In de memorie van toelichting is slechts een beperkt aantal voorbeelden genoemd van ernstige verwijtbaarheid. In de wetsgeschiedenis is over de hoogte van de billijke vergoeding gezegd dat deze bepaald moet worden op een wijze die en op het niveau dat aansluit bij de uitzonderlijke omstandigheden van het geval, waarbij criteria als loon en lengte van het dienstverband geen rol hoeven, maar wel kunnen spelen.
In de wetsgeschiedenis zijn geen voorwaarden genoemd voor wanneer handelen of nalaten ernstig verwijtbaar is en is de hoogte van de billijke vergoeding niet gemaximeerd. Hiermee heeft de wetgever de concrete invulling van het begrip ‘ernstig verwijtbaar handelen’ en de hoogte van de billijke vergoeding over willen laten aan de rechter.
De billijke vergoeding in de praktijk
Inmiddels zijn er sinds de invoering van de WWZ meer dan 10 uitspraken gewezen waarin een billijke vergoeding is toegekend aan een werknemer. De hoogte van de billijke vergoedingen die zijn toegekend variëren enorm.
Zo werd in de ene zaak een lage billijke vergoeding toegekend van € 2.000,00 voor een werknemer wiens werkgever de arbeidsovereenkomst had opgezegd in strijd met de wettelijke bepalingen en de opzegtermijn. In een andere zaak werd een uitzonderlijk hoge billijke vergoeding toegekend van € 50.000,00.
De hoogste billijke vergoeding is toegekend door de kantonrechter Rotterdam op 16 oktober 2015 en bedroeg € 50.000,00. In deze zaak gedroeg de werkgever zich onbehoorlijk en onaanvaardbaar tegen de werkneemster. Dit gedrag bestond onder meer uit vloeken, schelden en uitlatingen als ‘ik treiter jou er wel uit’. Nadat werkneemster zich als gevolg hiervan ziek had gemeld, verzocht zij ontbinding van de arbeidsovereenkomst met toekenning van een billijke vergoeding. Werkgever verweerde zich door te zeggen dat de werkgever Grieks bloed heeft met bijbehorend ‘zuidelijk karakter’, waardoor hij emoties sneller uit dan in de Alblasserwaard gebruikelijk is. De kantonrechter oordeelde dat het onbetamelijke en in het bijzonder voor werkneemster kwetsende gedrag van werkgever met daarbij het nalaten van de maatschap om op een adequate wijze te trachten het geschil op te lossen, maakt dat sprake is van ernstig verwijtbaar handelen of nalaten van werkgever. Werkneemster heeft bijna de pensioengerechtigde leeftijd bereikt en werkte al 22 jaar voor de maatschap. Alle omstandigheden in aanmerking genomen maken volgens de kantonrechter dat aan werkneemster een fikse billijke vergoeding toegekend moet worden.

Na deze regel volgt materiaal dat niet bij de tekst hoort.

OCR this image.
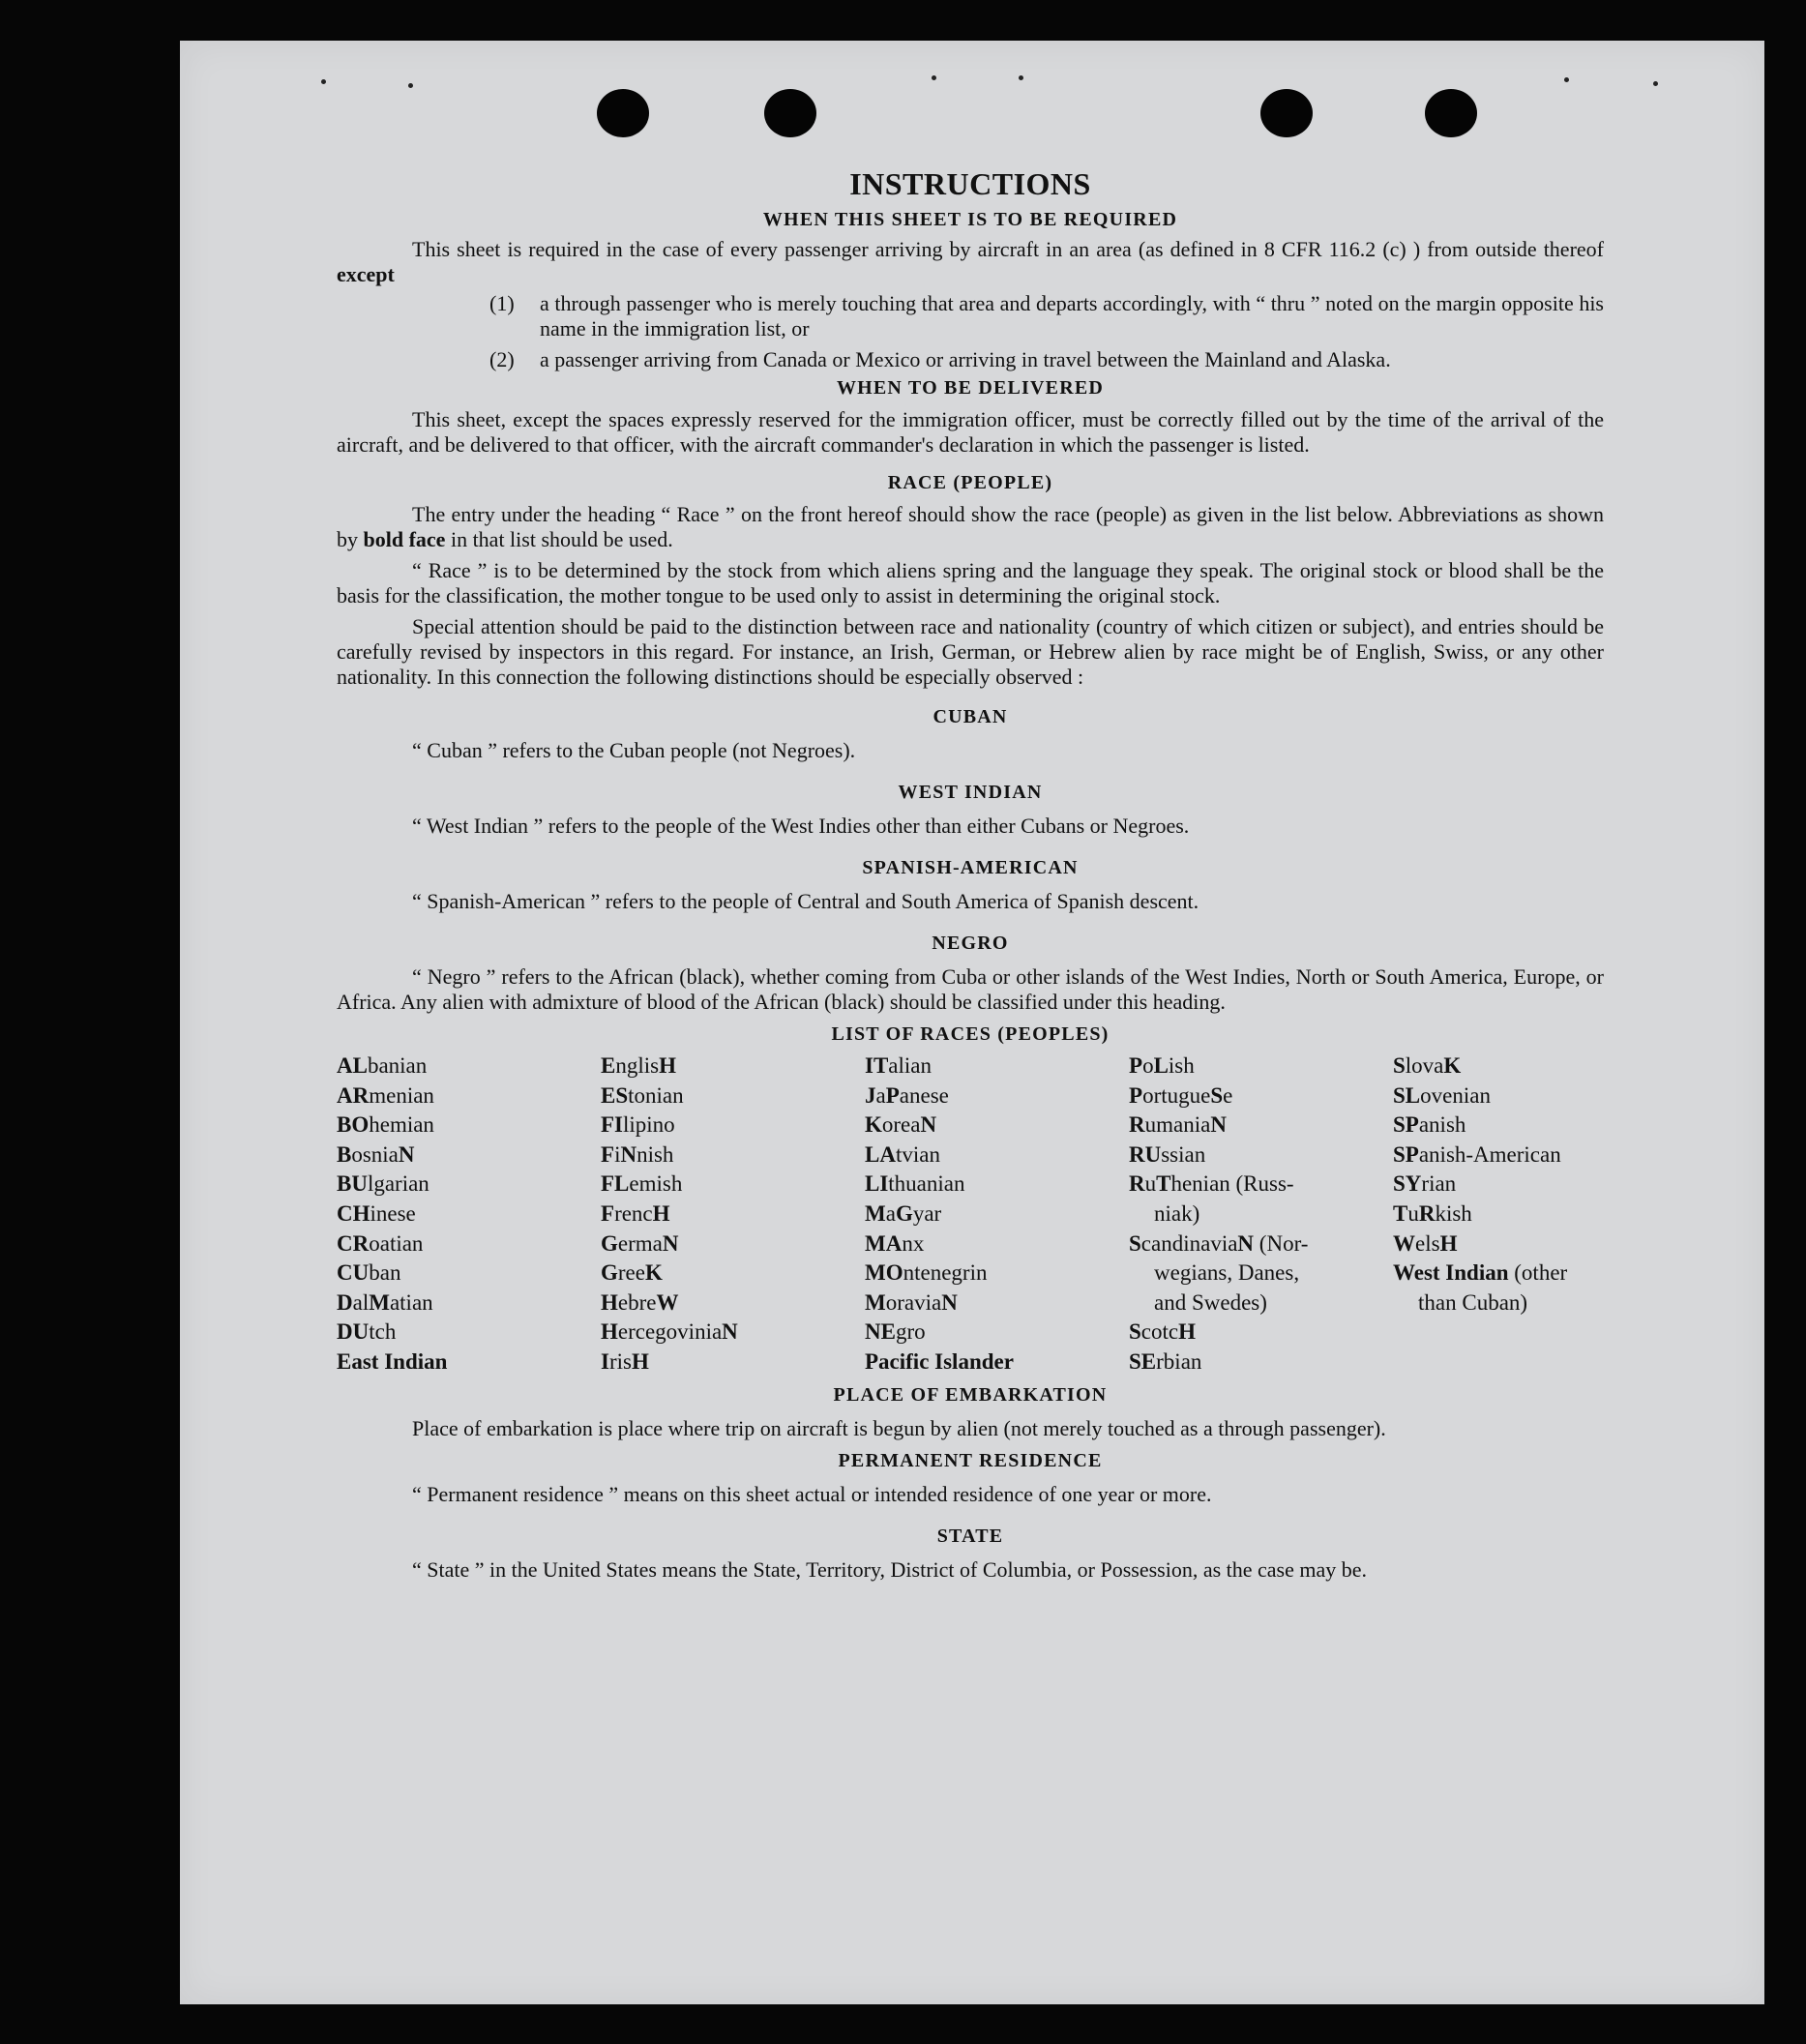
INSTRUCTIONS
WHEN THIS SHEET IS TO BE REQUIRED

This sheet is required in the case of every passenger arriving by aircraft in an area (as defined in 8 CFR 116.2 (c) ) from outside thereof except

(1)	a through passenger who is merely touching that area and departs accordingly, with “ thru ” noted on the margin opposite his name in the immigration list, or
(2)	a passenger arriving from Canada or Mexico or arriving in travel between the Mainland and Alaska.
WHEN TO BE DELIVERED

This sheet, except the spaces expressly reserved for the immigration officer, must be correctly filled out by the time of the arrival of the aircraft, and be delivered to that officer, with the aircraft commander's declaration in which the passenger is listed.

RACE (PEOPLE)

The entry under the heading “ Race ” on the front hereof should show the race (people) as given in the list below. Abbreviations as shown by bold face in that list should be used.

“ Race ” is to be determined by the stock from which aliens spring and the language they speak. The original stock or blood shall be the basis for the classification, the mother tongue to be used only to assist in determining the original stock.

Special attention should be paid to the distinction between race and nationality (country of which citizen or subject), and entries should be carefully revised by inspectors in this regard. For instance, an Irish, German, or Hebrew alien by race might be of English, Swiss, or any other nationality. In this connection the following distinctions should be especially observed :

CUBAN

“ Cuban ” refers to the Cuban people (not Negroes).

WEST INDIAN

“ West Indian ” refers to the people of the West Indies other than either Cubans or Negroes.

SPANISH-AMERICAN

“ Spanish-American ” refers to the people of Central and South America of Spanish descent.

NEGRO

“ Negro ” refers to the African (black), whether coming from Cuba or other islands of the West Indies, North or South America, Europe, or Africa. Any alien with admixture of blood of the African (black) should be classified under this heading.

LIST OF RACES (PEOPLES)
ALbanian
ARmenian
BOhemian
BosniaN
BUlgarian
CHinese
CRoatian
CUban
DalMatian
DUtch
East Indian
EnglisH
EStonian
FIlipino
FiNnish
FLemish
FrencH
GermaN
GreeK
HebreW
HercegoviniaN
IrisH
ITalian
JaPanese
KoreaN
LAtvian
LIthuanian
MaGyar
MAnx
MOntenegrin
MoraviaN
NEgro
Pacific Islander
PoLish
PortugueSe
RumaniaN
RUssian
RuThenian (Russ-
niak)
ScandinaviaN (Nor-
wegians, Danes,
and Swedes)
ScotcH
SErbian
SlovaK
SLovenian
SPanish
SPanish-American
SYrian
TuRkish
WelsH
West Indian (other
than Cuban)
PLACE OF EMBARKATION

Place of embarkation is place where trip on aircraft is begun by alien (not merely touched as a through passenger).

PERMANENT RESIDENCE

“ Permanent residence ” means on this sheet actual or intended residence of one year or more.

STATE

“ State ” in the United States means the State, Territory, District of Columbia, or Possession, as the case may be.
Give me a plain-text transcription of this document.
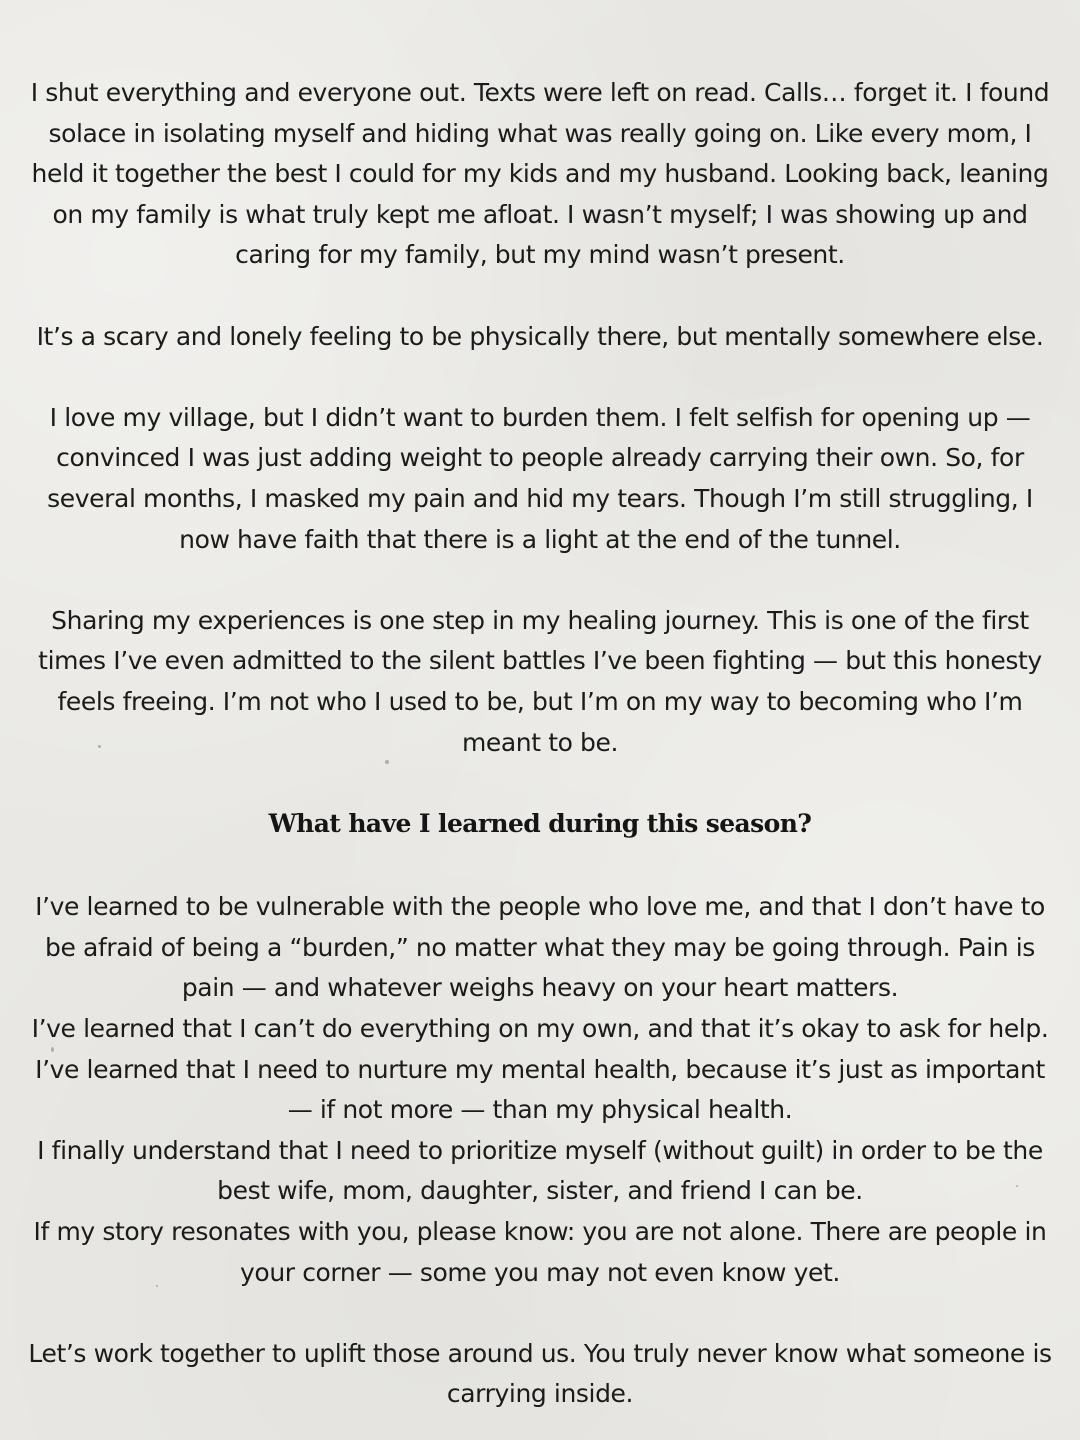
I shut everything and everyone out. Texts were left on read. Calls… forget it. I found solace in isolating myself and hiding what was really going on. Like every mom, I held it together the best I could for my kids and my husband. Looking back, leaning on my family is what truly kept me afloat. I wasn’t myself; I was showing up and caring for my family, but my mind wasn’t present.

It’s a scary and lonely feeling to be physically there, but mentally somewhere else.

I love my village, but I didn’t want to burden them. I felt selfish for opening up — convinced I was just adding weight to people already carrying their own. So, for several months, I masked my pain and hid my tears. Though I’m still struggling, I now have faith that there is a light at the end of the tunnel.

Sharing my experiences is one step in my healing journey. This is one of the first times I’ve even admitted to the silent battles I’ve been fighting — but this honesty feels freeing. I’m not who I used to be, but I’m on my way to becoming who I’m meant to be.

What have I learned during this season?

I’ve learned to be vulnerable with the people who love me, and that I don’t have to be afraid of being a “burden,” no matter what they may be going through. Pain is pain — and whatever weighs heavy on your heart matters.

I’ve learned that I can’t do everything on my own, and that it’s okay to ask for help.

I’ve learned that I need to nurture my mental health, because it’s just as important — if not more — than my physical health.

I finally understand that I need to prioritize myself (without guilt) in order to be the best wife, mom, daughter, sister, and friend I can be.

If my story resonates with you, please know: you are not alone. There are people in your corner — some you may not even know yet.

Let’s work together to uplift those around us. You truly never know what someone is carrying inside.
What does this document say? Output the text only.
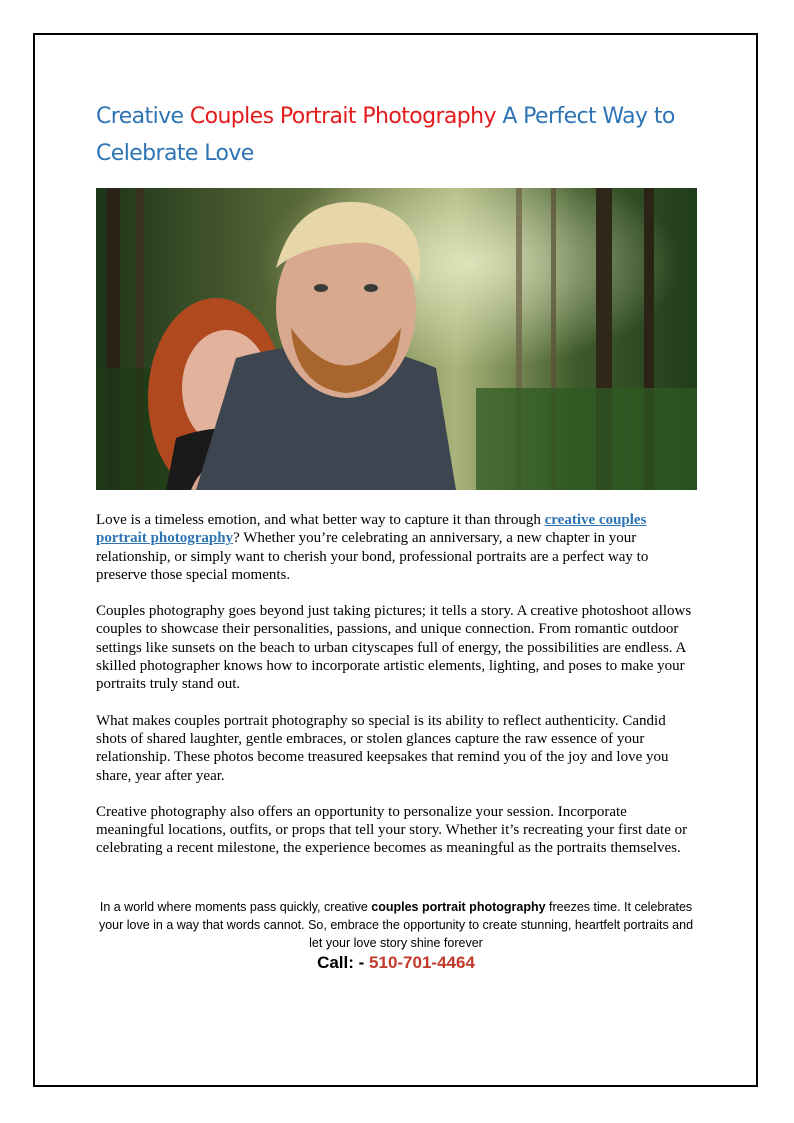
Creative Couples Portrait Photography A Perfect Way to Celebrate Love

Love is a timeless emotion, and what better way to capture it than through creative couples portrait photography? Whether you’re celebrating an anniversary, a new chapter in your relationship, or simply want to cherish your bond, professional portraits are a perfect way to preserve those special moments.

Couples photography goes beyond just taking pictures; it tells a story. A creative photoshoot allows couples to showcase their personalities, passions, and unique connection. From romantic outdoor settings like sunsets on the beach to urban cityscapes full of energy, the possibilities are endless. A skilled photographer knows how to incorporate artistic elements, lighting, and poses to make your portraits truly stand out.

What makes couples portrait photography so special is its ability to reflect authenticity. Candid shots of shared laughter, gentle embraces, or stolen glances capture the raw essence of your relationship. These photos become treasured keepsakes that remind you of the joy and love you share, year after year.

Creative photography also offers an opportunity to personalize your session. Incorporate meaningful locations, outfits, or props that tell your story. Whether it’s recreating your first date or celebrating a recent milestone, the experience becomes as meaningful as the portraits themselves.

In a world where moments pass quickly, creative couples portrait photography freezes time. It celebrates your love in a way that words cannot. So, embrace the opportunity to create stunning, heartfelt portraits and let your love story shine forever

Call: - 510-701-4464
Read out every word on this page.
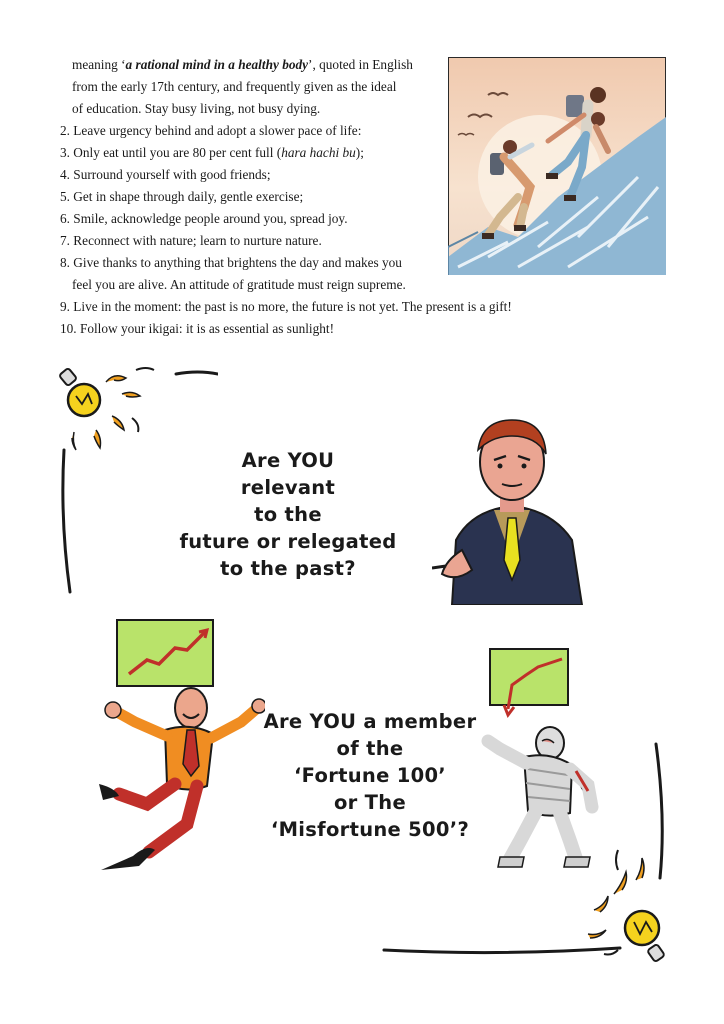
meaning ‘a rational mind in a healthy body’, quoted in English
from the early 17th century, and frequently given as the ideal
of education. Stay busy living, not busy dying.
2. Leave urgency behind and adopt a slower pace of life:
3. Only eat until you are 80 per cent full (hara hachi bu);
4. Surround yourself with good friends;
5. Get in shape through daily, gentle exercise;
6. Smile, acknowledge people around you, spread joy.
7. Reconnect with nature; learn to nurture nature.
8. Give thanks to anything that brightens the day and makes you
feel you are alive. An attitude of gratitude must reign supreme.
9. Live in the moment: the past is no more, the future is not yet. The present is a gift!
10. Follow your ikigai: it is as essential as sunlight!
Are YOU
relevant
to the
future or relegated
to the past?
Are YOU a member
of the
‘Fortune 100’
or The
‘Misfortune 500’?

De kantonrechter Amsterdam heeft in haar uitspraak van 7 december jl. de billijke vergoeding nader ingevuld. De kantonrechter oordeelde dat de billijke vergoeding een zekere omvang moet hebben, omdat anders het risico bestaat dat een relatief lage vergoeding voor lief wordt genomen. Dit zou in feite een vrijbrief kunnen vormen voor ernstig verwijtbaar handelen aan de kant van de werkgever door een verstoorde arbeidsverhouding te construeren en zo op oneigenlijke wijze het einde van het dienstverband met een werknemer te realiseren. Dit wordt ook wel de Asscher-escape genoemd. In zoverre is de vergoeding mede te beschouwen als een civielrechtelijke sanctie op ernstig verwijtbaar gedrag en stelt deze paal en perk aan goed werkgeverschap, althans rekt zij de grens van slecht werkgeverschap niet verder op.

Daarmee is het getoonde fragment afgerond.